I don't know much about what exactly happened to the pumphouse after I left for work that day.  I do know that it was a miserable wreck after it's unfortunate accident and that it was decidedly broken.

Dad missed work that day entirely.  He spent all day working on that dratted pumphouse, trying to get running water back for us all.  Take a moment to think about how much water you use each day.  Most of us take running water for granted.  We get clean, drinkable water at the push of a button or turn of a tap.  We don't even realize how dependent we are on water until it's taken away--even temporarily.

For the course of that day we could take no showers.  We couldn't cook dinner.  We couldn't pour ourselves a glass of water or make tea.  We couldn't flush our toilets.  It was not a fun time for any of us.

I called home at lunch, just to see how everyone was.  I knew that my parents had not been very happy the last time I saw them--but a floating, spewing pumphouse is enough to make anyone a bit upset, I wager--so I wanted to see if there was anything I could do to help.  I was in town, and I figured I could maybe bring home some supplies or new pipes or something.

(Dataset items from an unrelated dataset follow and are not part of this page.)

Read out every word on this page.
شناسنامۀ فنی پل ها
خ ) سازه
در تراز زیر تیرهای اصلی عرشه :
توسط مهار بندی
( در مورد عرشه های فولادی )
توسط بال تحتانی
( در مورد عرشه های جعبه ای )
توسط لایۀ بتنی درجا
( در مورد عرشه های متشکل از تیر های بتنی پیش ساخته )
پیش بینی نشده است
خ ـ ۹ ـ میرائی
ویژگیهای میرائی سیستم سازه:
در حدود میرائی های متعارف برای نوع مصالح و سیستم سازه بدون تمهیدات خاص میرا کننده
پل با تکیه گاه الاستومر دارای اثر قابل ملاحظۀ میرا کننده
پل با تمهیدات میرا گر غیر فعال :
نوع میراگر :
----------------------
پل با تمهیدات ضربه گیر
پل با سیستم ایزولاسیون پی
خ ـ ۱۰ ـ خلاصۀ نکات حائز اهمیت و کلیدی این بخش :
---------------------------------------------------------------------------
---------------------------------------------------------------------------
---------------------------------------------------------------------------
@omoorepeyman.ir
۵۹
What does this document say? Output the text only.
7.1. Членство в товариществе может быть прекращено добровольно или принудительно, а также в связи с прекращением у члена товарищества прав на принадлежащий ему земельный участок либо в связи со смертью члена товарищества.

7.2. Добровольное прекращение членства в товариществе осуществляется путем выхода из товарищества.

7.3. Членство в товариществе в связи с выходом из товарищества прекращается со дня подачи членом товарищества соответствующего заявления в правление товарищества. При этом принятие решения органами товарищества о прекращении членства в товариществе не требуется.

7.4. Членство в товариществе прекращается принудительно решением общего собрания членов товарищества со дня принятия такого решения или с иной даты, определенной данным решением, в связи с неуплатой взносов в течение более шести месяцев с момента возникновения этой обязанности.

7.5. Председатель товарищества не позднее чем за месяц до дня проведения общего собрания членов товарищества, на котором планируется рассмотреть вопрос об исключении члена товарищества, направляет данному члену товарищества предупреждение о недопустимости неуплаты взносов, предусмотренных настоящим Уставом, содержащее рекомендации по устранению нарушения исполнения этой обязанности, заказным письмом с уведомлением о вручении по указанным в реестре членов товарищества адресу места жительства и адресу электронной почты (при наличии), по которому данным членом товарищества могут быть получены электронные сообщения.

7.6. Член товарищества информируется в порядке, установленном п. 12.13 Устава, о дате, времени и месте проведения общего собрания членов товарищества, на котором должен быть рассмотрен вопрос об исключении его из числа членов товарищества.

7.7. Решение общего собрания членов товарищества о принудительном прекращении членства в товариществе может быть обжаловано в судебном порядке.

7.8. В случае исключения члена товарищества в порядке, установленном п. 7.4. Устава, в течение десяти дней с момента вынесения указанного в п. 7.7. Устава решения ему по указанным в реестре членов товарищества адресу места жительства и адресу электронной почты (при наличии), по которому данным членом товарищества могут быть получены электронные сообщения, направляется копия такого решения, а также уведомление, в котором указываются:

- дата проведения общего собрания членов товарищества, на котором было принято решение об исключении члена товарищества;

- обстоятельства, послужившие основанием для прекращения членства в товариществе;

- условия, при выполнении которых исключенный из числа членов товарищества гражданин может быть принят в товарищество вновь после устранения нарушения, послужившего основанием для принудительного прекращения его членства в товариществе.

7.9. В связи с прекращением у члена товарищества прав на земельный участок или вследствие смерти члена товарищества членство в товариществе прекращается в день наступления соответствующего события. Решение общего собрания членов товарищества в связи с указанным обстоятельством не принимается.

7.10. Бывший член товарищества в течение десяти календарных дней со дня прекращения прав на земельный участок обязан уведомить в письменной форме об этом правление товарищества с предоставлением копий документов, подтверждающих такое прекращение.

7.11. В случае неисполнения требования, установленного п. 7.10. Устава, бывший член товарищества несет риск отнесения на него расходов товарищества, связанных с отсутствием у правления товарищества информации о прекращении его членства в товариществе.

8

I found out that every pipe in the pumphouse had been severed in at least one place.  Some pipes were broken in two or more places.   The entire pumphouse was off of it's foundation.  The pumping mechanism had been smashed.  And no, there wasn't anything I could do.  Dad had already gone to get the supplies, including a new pump. Those things apparently don't come cheap.  Yowza. 

When I got back home that afternoon, around sunset, dad was putting the final pipes in place.  The vinyl siding on the corner and sides of the pumphouse frame had cracks running everywhere.   I got the honor of being the first to turn on the tap, and let me tell you, watching the water pour out all over my hands was a beautiful, beautiful sight.

I couldn't bear to close out this post without a link to some friends over at causelife, a charity that provides good clean water to people who otherwise wouldn't have access to it.  I first heard of this charity and how they change people's lives my freshman year of college.  I promise they're legit, and I promise they do make a world of difference in people's lives.

If you've got even the slightest idea how much water means to everyone, then I want you to check them out.  Poke around and see what they're all about and donate if you feel like you should.